How Fast Can you Migrate Email Archives to Microsoft 365?

This is a very frequently asked question for anyone wanting to switch to Microsoft’s cloud.

The short answer is:  If you’ve chosen the right software for your migration project, your migration ‘engine’ will never be your bottleneck.

These are the top 3 things that will have an impact on the time it takes to move your legacy archives to Microsoft 365:

1 – Your data source

  • If your archive (e.g. Enterprise Vault) sits on sluggish hardware this might be your bottleneck as you’ll need to be careful not to compromise the performance of your archive service if it’s still in use.  Some initial migration tests during the daytime will help you understand what can be tolerated.   If your migration solution can access your archive stores directly rather than going via the archive database (API), you can usually get faster results, but this may not always be possible.
  • If you use compliant storage devices like EMC Centera you’ll be limited by the access nodes available for your migration activity. It’s worth checking whether your migration software is smart enough to migrate from both your primary storage and any replicated devices to double your throughput.
  • If you have a distributed archive where data needs to come over a slow WAN from multiple sites you could consider bringing a copy of the archive stores locally to your migration hub.  This demands the ability to access the archive store directly (as you would typically not want to replicate your archive application servers).

 2 – The target (& chosen migration approach)

Microsoft 365 has inbuilt throttling, so your archive migration solution should provide the optimal regimes for uploading.

The fastest migrations will use a combination of multiple processing tasks, threads, batches and other techniques to optimise migration into Office 365.

For example, our projects from EV to Microsoft 365 have seen and range of between 10 and 25 messages per second per migration task, and we can have any number of these.  You should expect that the migration can automatically tick over for 16+ hours per day and that you can really ramp up activity out of hours.

In some instances, your migration will be limited by your physical network connection to Microsoft’s cloud.  We have seen different results in different parts of the world.

To eliminate this as a bottleneck you may consider a ‘double hop migration’ whereby the raw archived data is shipped to the cloud first (e.g.

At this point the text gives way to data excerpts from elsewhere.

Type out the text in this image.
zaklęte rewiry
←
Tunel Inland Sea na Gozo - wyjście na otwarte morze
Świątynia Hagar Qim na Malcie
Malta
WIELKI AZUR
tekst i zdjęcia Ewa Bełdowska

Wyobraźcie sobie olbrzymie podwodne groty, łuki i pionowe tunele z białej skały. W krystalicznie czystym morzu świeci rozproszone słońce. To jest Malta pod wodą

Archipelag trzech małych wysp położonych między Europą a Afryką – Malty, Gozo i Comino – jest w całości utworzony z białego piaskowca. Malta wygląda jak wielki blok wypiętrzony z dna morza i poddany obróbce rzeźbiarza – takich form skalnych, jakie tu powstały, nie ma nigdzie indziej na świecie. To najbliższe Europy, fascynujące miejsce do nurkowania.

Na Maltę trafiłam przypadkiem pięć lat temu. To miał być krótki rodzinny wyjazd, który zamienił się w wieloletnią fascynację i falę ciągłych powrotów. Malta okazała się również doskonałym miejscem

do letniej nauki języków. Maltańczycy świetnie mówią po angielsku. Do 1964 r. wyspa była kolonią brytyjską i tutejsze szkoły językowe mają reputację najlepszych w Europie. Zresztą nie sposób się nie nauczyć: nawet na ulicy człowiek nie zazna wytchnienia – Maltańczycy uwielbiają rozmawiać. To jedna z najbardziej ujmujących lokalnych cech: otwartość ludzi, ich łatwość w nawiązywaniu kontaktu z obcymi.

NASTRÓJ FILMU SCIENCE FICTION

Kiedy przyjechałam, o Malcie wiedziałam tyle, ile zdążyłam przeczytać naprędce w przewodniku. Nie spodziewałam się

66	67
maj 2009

Microsoft Azure) and the data can then be migrated to Office 365 from there.

You might also use the Microsoft Drive Shipping service, but that would require you exporting content from your archives into PST files and onto a hard drive and then shipping it to Microsoft (who will then upload the contents to interim cloud storage prior to upload into Microsoft 365.

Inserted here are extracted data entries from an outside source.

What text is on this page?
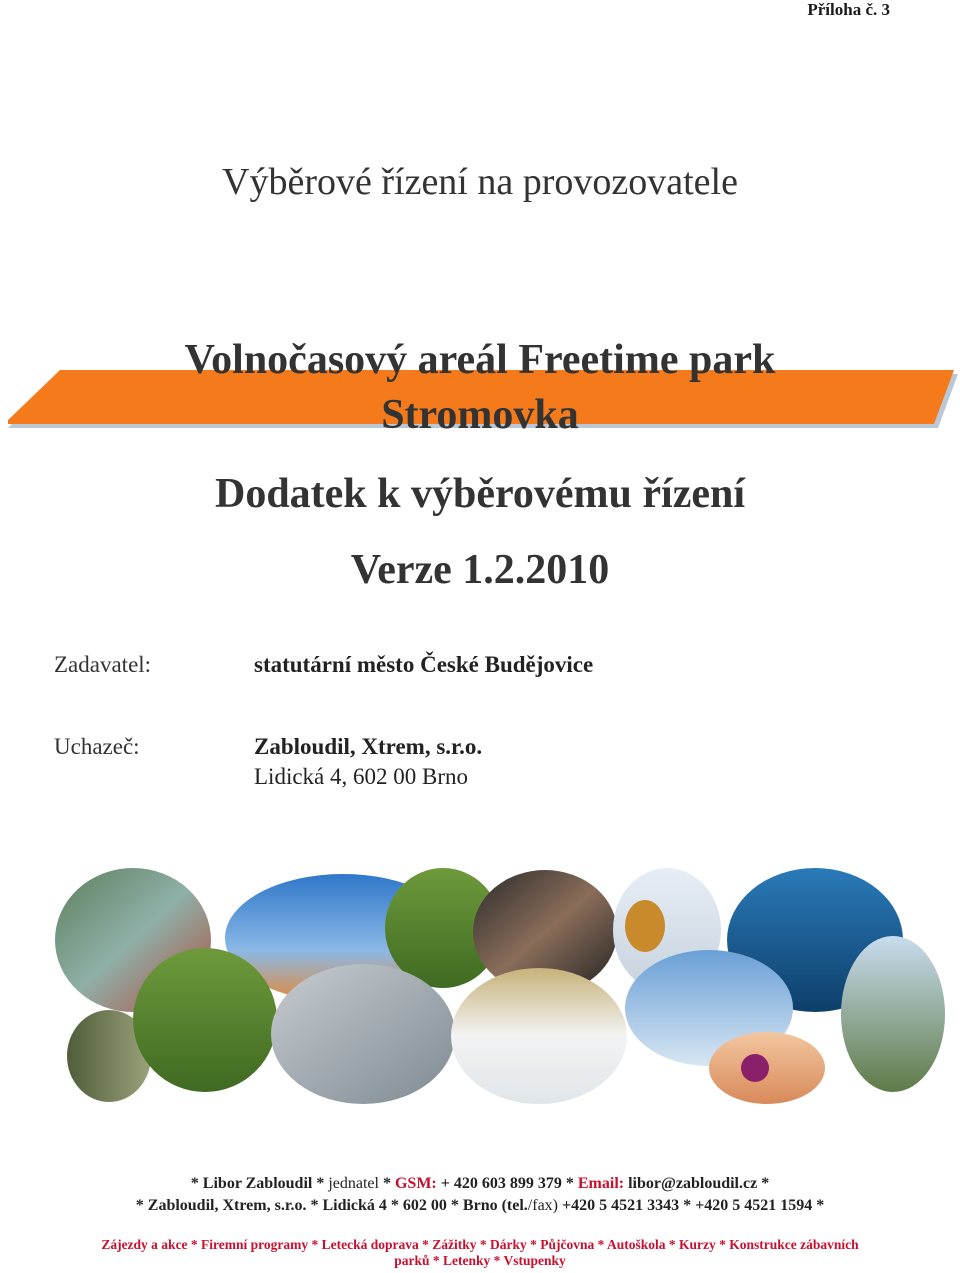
Příloha č. 3
Výběrové řízení na provozovatele
Volnočasový areál Freetime park
Stromovka
Dodatek k výběrovému řízení
Verze 1.2.2010
Zadavatel:	statutární město České Budějovice
Uchazeč:	Zabloudil, Xtrem, s.r.o.
Lidická 4, 602 00 Brno
* Libor Zabloudil * jednatel * GSM: + 420 603 899 379 * Email: libor@zabloudil.cz *
* Zabloudil, Xtrem, s.r.o. * Lidická 4 * 602 00 * Brno (tel./fax) +420 5 4521 3343 * +420 5 4521 1594 *
Zájezdy a akce * Firemní programy * Letecká doprava * Zážitky * Dárky * Půjčovna * Autoškola * Kurzy * Konstrukce zábavních
parků * Letenky * Vstupenky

Apart from the extraction process taking a long time and creating and tracking PSTs an administrative nightmare (for example, you will need to indicate which PSTs are destined for the primary mailbox vs the archive mailbox on a per user basis), you will have an undetermined ‘wait time’ or lag before the data is uploaded by Microsoft.

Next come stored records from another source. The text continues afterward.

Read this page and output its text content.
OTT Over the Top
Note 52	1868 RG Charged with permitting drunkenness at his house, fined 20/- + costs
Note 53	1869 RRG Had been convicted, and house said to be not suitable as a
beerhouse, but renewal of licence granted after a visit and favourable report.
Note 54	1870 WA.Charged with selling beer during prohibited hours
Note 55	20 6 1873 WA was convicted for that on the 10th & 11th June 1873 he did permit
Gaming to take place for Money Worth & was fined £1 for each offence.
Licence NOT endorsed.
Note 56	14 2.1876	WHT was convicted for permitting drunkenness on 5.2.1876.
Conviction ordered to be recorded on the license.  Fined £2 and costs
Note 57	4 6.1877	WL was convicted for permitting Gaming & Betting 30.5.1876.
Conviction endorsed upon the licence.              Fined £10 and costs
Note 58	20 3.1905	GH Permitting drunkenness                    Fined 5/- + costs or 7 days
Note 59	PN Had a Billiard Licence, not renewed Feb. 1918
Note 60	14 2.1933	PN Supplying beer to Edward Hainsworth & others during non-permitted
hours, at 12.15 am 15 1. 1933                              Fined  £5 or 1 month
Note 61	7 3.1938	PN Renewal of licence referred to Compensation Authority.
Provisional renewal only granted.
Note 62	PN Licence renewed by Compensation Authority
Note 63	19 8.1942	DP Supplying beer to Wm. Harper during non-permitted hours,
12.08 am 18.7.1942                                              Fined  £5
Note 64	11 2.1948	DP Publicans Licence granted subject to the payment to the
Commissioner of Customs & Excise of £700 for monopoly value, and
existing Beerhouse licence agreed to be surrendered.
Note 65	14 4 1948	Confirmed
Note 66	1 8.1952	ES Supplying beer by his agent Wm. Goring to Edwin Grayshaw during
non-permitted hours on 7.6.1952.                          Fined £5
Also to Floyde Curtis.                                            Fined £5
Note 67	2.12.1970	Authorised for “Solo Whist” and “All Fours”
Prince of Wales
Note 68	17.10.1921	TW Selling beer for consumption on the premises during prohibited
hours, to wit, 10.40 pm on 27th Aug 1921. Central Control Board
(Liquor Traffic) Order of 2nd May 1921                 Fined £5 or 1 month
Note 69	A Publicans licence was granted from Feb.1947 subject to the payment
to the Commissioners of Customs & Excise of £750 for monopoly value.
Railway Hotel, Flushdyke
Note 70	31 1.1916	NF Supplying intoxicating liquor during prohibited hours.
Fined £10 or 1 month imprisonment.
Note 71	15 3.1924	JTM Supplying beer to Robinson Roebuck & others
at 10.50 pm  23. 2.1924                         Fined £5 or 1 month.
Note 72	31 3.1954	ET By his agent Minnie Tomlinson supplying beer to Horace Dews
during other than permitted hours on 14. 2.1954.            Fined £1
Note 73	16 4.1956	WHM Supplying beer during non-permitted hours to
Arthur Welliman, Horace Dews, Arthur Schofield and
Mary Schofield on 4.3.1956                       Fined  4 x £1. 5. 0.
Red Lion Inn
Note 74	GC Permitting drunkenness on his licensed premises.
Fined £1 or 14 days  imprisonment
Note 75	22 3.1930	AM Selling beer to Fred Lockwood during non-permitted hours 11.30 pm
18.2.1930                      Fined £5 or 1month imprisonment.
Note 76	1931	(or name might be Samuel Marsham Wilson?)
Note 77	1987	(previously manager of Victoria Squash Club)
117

Either way, if you’re using a ‘staged’ rather than a direct ‘end-to-end’ migration you’ll need to ensure your archive is static before you start, so no more archiving.

Also, you will need to pay close attention to the process of handling shortcuts (making sure they are only removed once you know the corresponding item has been ‘rehydrated’ into Microsoft 365).

Finally, if you use a multiple hop approach to migrating your data, you need to make sure that your compliance team are happy with the handling of data because your chain of custody will be compromised.

 3 – Your project plan

Having worked with over 250 clients to migrate their archives, the biggest risk to timescales slipping is your ‘preparation phase’, especially if you’ve got a lot of hoops to jump through internally before getting your project off the ground.

First, your overall Microsoft 365 migration strategy will come into play.  For example, unless you are planning a big-bang or ‘cut-over’ migration, it is likely you will move users across in batches over a period of time.

Also, if you are not planning to migrate using a Hybrid approach, you will need to migrate the users’ primary Exchange mailboxes first and then schedule the migration of their archived data to run directly after this.

There will be many ‘political’ and legal issues to consider around how you will ensure any journal (compliance) archives are treated (a subject of a future post) and whether you will take the opportunity to limit the amount of user data you move (e.g. just the last 5 years’).  This does not address what you plan to do with leaver’s archives (another subject we plan to cover).

Getting agreement around these matters with the various stakeholders in your organisation can take a long time.

The migration procedure itself tends to be the easy bit and the quickest to get ‘in-flight’!